Per quanto nutrisse una profonda stima ed affetto per la sua collega ed amica, Pierita allora non si rendeva conto che Silvia, pur giovanissima, aveva elaborato un metodo innovativo per l’insegnamento della lettura e della scrittura. Lei non partiva dalle lettere (anzi, dalle “aste”) per comporre poi le sillabe e le parole, secondo il metodo allora in uso, ma dai loro “suoni”, secondo un sistema che nelle scuole italiane sarebbe stato adottato almeno quindici, vent’anni più tardi. Il risultato era che i bambini leggevano e scrivevano speditamente nel giro di tre mesi: un vero record!

Una collaborazione che – Pierita ci tiene a precisarlo –fu sempre del tutto spontanea. «Se non ero capace di fare qualcosa, chiedevo a lei e lei mi veniva incontro su tutto. Volle fare per me, ad esempio, dei meravigliosi disegni col carboncino o dipinti con l’acquarello per illustrare tutti i numeri dell’1 al 10 e altrettanto per introdurre ogni lettera dell’alfabeto. Tante volte mi pare ancora di essere là; ho abbastanza vivi certi ricordi. Silvia era amorevole, sempre armoniosa e ordinata anche nel vestire. Si stava bene in sua compagnia. Anche se io non ero così brava come lei, però facevo quel poco che potevo… Non saprei dire di più… Poi, finito quell’anno scolastico, io andai via, e Silvia rimase ancora in quella scuola per tre anni.

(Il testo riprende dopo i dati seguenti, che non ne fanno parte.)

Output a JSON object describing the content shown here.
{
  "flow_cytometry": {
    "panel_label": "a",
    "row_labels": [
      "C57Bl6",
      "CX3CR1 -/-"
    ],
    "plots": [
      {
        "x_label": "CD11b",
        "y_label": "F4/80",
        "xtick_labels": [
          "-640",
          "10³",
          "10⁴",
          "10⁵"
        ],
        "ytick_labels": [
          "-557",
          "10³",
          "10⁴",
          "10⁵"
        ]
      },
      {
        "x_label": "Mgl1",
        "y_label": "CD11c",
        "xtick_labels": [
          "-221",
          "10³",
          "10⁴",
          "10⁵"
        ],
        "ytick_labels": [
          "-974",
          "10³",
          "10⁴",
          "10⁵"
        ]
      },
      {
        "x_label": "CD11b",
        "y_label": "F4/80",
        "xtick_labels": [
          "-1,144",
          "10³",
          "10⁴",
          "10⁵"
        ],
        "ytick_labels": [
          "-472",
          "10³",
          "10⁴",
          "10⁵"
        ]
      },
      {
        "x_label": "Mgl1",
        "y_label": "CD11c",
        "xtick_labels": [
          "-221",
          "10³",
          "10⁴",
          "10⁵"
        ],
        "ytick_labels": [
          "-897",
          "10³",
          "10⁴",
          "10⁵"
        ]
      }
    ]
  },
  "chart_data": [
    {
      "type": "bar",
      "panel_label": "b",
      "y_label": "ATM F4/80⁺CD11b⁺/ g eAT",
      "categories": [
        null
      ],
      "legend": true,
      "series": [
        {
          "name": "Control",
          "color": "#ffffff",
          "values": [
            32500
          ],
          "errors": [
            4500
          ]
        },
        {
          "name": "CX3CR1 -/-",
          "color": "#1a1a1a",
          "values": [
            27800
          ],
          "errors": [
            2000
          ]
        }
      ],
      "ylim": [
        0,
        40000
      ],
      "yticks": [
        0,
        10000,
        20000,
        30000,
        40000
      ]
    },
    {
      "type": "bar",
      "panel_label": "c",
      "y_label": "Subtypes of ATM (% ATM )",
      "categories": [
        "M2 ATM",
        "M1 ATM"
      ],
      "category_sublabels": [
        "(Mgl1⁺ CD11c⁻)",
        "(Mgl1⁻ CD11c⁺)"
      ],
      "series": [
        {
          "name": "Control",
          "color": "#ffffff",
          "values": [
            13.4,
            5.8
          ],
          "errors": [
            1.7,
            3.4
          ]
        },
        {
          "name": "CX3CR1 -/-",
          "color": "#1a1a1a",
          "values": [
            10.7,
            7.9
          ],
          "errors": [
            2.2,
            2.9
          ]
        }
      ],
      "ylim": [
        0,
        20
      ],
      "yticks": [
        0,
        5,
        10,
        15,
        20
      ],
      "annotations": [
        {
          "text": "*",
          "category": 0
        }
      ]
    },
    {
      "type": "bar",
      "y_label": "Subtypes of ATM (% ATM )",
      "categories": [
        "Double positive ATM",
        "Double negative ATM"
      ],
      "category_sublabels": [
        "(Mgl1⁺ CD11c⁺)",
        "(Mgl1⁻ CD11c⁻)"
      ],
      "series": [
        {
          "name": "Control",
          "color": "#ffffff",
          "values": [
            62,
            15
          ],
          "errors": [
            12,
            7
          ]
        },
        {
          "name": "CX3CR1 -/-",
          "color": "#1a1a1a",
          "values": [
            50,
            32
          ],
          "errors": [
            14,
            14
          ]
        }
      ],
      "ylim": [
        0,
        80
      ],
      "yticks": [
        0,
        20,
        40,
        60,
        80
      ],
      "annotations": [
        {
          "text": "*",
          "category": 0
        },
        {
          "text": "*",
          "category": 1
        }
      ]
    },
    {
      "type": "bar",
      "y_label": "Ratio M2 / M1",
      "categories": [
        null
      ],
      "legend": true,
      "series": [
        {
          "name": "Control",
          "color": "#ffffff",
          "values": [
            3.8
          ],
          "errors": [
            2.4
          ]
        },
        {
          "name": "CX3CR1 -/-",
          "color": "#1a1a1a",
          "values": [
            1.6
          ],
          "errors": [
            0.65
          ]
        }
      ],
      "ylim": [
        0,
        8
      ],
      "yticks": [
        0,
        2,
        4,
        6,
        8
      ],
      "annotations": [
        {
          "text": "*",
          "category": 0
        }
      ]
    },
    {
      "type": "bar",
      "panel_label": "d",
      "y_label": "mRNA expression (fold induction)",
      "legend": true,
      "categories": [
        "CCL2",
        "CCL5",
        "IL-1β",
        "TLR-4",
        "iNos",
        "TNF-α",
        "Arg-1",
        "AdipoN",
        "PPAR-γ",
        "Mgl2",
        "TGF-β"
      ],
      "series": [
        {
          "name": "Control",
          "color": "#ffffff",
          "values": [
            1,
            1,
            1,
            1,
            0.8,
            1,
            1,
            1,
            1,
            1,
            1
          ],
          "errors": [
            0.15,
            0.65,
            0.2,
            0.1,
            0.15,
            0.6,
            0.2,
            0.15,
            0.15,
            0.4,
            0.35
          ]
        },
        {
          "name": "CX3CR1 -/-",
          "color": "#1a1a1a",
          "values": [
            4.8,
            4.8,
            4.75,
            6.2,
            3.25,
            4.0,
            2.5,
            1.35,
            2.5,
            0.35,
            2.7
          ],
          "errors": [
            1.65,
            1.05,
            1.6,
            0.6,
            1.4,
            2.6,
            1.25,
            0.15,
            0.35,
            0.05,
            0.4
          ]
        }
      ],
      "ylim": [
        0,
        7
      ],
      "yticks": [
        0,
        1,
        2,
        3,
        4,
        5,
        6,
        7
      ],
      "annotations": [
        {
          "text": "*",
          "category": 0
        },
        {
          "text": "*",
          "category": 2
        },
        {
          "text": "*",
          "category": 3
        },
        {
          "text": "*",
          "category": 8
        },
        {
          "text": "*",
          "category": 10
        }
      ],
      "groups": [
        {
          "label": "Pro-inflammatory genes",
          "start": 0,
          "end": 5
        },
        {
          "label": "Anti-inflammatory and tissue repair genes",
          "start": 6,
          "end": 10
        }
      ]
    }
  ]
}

Ma a quel punto iniziava un’altra storia: quella del Movimento dei focolari».

 

Cara Silvia, cara Pierita

 

Alcuni dei messaggi inediti che Piera Folgheraiter e Silvia si scambiarono durante il periodo a Cognola. 

 

«Cara Silvia, sono avvilita perché non sono riuscita a far capire la distinzione tra sillaba o suono delle sillabe, p. es. ho detto: fatemi una sillaba e mi si diceva: r o b. Come devo fare? Ciao, bacioni. Grazie. Pierita».

 

«Carissima Pierita,     non avvilirti per cose simili. Anzitutto non è proprio necessario che i bambini sappiano che cosa sono le sillabe, ma basta che essi sappiano pronunciarle. Fai così. Di’ una parola:   casa. E chiedi: quante volte apro la bocca? 2 volte. Di’ un’altra parola: casone. Quante volte? 3. Cosa dici quando l’apri la prima volta?     ca. Falla pronunciare bene e poi separa tu:            c – a.    Qui c’è una lettera che conoscete: a. Vediamo un’altra “apertura” di bocca in cui c’è a:       pa = p – a; da = d – a;         fa = f – a   ecc. Bacioni. Silvia».

 

«Cara Silvia, per favore arrivi, con tuo comodo, a finire il 7? Se adoperi i colori, qui ci sono, altrimenti sarà per la prossima settimana.         Grazie mille e scusami. Aff.ma Pierita».

 

«Pierita, arrivo altroché!         Avevo iniziato i 7 vasetti che non mi soddisfecero. Ed allora ne ho iniziato un altro. Vedrai.            Adoprerei un bell’azzurro cielo, ce l’hai? Tra questi non ne trovo. Dimmi anche se va bene il 7 scritto in nero. Bacioni. Silvia».

 

«21 dicembre 1940 – ore 11,10. Carissima Pierita, ti mando l’e. Ti piace? Alle 12 ti ritoccherò l’e; l’ho dovuto fare in fretta.            Ora ho un’ora di studio. Alle 11 ½ vorrei raccontarti un po’ quelle lezioni del corso per non rimandare tutto a tempo… indebito. Silvia».